Question

Given that \( z \) is a real number and \( z = \frac{\lambda + 4i}{1+\lambda i} \) where \( \lambda \in R \), then the possible value of \( \lambda \) is:

• A. \( -2 \)
• B. \( 2i \)
• C. \( 5 \)
• D. \( \pm 2i \)

Hint:

For a complex number to be real, its imaginary part must be zeroRationalize first and then equate the imaginary part to zero.

Answer 1

The Correct Option is A

Step 1: Write the given complex number.
\[ z = \frac{\lambda + 4i}{1+\lambda i} \]
Given that \( z \) is real and \( \lambda \in R \).

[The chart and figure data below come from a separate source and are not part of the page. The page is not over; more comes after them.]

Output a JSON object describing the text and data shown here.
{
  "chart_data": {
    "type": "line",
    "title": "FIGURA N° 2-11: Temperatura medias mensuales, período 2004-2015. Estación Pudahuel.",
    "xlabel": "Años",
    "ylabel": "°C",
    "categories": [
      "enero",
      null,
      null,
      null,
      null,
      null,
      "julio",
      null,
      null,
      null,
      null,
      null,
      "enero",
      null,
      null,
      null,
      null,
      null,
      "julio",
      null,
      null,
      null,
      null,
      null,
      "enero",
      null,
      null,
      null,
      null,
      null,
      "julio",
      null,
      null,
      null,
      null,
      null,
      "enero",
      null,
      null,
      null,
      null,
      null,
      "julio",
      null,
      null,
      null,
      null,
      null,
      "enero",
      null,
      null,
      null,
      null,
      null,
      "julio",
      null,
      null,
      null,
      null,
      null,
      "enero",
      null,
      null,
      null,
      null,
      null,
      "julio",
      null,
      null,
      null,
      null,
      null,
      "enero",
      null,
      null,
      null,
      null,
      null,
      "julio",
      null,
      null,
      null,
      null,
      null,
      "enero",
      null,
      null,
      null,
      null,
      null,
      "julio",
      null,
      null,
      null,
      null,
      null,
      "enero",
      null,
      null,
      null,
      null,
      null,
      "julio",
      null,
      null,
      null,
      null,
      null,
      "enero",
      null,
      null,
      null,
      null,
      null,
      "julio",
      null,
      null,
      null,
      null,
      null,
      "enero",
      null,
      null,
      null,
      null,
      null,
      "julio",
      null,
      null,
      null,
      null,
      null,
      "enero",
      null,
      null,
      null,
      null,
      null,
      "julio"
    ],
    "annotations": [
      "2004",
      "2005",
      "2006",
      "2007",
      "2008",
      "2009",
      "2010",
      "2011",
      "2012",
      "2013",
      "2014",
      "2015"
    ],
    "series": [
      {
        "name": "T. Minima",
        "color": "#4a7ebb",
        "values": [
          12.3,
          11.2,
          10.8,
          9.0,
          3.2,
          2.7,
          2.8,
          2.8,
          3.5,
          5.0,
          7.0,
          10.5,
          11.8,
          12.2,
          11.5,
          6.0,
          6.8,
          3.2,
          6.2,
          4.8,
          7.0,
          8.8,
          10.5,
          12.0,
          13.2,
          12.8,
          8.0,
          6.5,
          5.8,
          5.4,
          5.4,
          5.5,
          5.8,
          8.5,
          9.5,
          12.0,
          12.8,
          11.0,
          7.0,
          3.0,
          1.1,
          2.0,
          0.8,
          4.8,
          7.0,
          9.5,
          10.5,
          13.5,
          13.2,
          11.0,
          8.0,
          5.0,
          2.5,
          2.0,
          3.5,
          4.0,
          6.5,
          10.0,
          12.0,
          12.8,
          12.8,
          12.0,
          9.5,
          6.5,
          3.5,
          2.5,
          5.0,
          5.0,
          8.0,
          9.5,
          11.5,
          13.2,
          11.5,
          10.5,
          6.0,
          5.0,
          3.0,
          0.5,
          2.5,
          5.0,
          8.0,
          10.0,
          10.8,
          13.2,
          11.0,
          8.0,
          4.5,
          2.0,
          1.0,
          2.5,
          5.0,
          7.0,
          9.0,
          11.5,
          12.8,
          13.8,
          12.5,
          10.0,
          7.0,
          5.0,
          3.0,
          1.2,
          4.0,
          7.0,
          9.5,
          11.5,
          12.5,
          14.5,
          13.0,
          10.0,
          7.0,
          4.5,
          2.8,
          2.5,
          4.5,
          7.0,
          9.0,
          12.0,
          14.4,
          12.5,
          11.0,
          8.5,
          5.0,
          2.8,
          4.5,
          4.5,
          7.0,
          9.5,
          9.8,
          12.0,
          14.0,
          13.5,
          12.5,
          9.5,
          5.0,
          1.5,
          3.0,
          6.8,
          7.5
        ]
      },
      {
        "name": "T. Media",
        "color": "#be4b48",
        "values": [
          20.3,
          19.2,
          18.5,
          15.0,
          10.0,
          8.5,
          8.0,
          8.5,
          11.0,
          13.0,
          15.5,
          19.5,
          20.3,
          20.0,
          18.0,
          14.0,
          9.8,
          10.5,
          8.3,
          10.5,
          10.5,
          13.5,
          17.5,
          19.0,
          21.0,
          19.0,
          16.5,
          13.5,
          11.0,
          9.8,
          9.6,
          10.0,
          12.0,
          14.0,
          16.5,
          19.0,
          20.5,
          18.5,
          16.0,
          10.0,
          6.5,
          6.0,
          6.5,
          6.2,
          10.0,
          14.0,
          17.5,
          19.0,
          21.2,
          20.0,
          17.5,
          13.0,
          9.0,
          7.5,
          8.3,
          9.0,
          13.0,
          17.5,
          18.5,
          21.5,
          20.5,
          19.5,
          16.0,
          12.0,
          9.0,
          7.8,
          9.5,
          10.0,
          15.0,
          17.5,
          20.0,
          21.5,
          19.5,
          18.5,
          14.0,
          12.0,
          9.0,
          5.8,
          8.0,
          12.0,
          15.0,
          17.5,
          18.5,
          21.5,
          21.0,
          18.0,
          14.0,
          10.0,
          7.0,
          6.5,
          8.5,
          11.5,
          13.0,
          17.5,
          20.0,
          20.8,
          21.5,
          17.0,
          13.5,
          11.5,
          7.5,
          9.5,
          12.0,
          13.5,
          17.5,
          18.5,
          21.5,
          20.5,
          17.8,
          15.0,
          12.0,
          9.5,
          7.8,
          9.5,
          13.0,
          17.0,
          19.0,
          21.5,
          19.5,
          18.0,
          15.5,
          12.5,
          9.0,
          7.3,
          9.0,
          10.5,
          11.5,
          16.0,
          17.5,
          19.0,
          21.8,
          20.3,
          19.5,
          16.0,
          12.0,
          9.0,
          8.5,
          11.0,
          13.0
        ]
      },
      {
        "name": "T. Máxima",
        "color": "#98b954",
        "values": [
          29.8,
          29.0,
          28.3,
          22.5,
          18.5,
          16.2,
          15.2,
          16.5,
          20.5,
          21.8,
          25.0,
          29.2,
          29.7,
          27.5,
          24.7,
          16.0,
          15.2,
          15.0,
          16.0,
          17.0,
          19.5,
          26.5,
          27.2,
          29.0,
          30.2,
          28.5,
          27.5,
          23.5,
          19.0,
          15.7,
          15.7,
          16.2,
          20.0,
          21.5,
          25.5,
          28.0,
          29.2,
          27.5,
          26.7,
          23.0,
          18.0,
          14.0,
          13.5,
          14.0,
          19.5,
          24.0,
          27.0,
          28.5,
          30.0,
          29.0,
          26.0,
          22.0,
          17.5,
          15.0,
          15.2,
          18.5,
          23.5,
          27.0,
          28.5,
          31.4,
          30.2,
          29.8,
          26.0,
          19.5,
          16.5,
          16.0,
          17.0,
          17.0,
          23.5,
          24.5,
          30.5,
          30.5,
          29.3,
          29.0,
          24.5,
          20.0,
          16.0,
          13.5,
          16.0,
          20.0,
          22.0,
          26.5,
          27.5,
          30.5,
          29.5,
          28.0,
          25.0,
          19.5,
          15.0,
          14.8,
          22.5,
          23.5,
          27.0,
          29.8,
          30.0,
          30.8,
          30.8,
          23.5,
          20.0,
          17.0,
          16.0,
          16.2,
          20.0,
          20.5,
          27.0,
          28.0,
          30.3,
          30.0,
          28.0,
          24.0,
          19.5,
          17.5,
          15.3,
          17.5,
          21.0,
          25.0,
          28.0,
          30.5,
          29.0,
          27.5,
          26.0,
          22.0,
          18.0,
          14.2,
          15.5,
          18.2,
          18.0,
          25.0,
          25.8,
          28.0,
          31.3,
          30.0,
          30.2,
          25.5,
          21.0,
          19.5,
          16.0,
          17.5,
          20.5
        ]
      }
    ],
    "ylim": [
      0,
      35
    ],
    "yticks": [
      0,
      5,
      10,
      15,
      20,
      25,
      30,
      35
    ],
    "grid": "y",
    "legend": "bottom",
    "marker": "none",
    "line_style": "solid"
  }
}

Step 2: Rationalize the denominator.
Multiply numerator and denominator by the conjugate of \( 1+\lambda i \), which is \( 1-\lambda i \):
\[ z = \frac{(\lambda + 4i)(1-\lambda i)}{(1+\lambda i)(1-\lambda i)} \]

Step 3: Simplify the denominator.
\[ (1+\lambda i)(1-\lambda i) = 1 - \lambda^2 i^2 \]
Since \( i^2 = -1 \):
\[ = 1 + \lambda^2 \]

Step 4: Simplify the numerator.
\[ (\lambda + 4i)(1-\lambda i) \]
\[ = \lambda - \lambda^2 i + 4i - 4\lambda i^2 \]
Since \( i^2 = -1 \):
\[ = \lambda - \lambda^2 i + 4i + 4\lambda \]
\[ = 5\lambda + (4-\lambda^2)i \]

Step 5: Write \( z \) in real and imaginary form.
\[ z = \frac{5\lambda + (4-\lambda^2)i}{1+\lambda^2} \]
\[ z = \frac{5\lambda}{1+\lambda^2} + \frac{4-\lambda^2}{1+\lambda^2}i \]

Step 6: Use the condition that \( z \) is real.
For \( z \) to be real, imaginary part must be zero.
\[ \frac{4-\lambda^2}{1+\lambda^2} = 0 \]
\[ 4-\lambda^2 = 0 \]
\[ \lambda^2 = 4 \]
\[ \lambda = \pm 2 \]

Step 7: Match with the given options.
Among the given options, only \( -2 \) is a real possible value.
\[ \boxed{-2} \]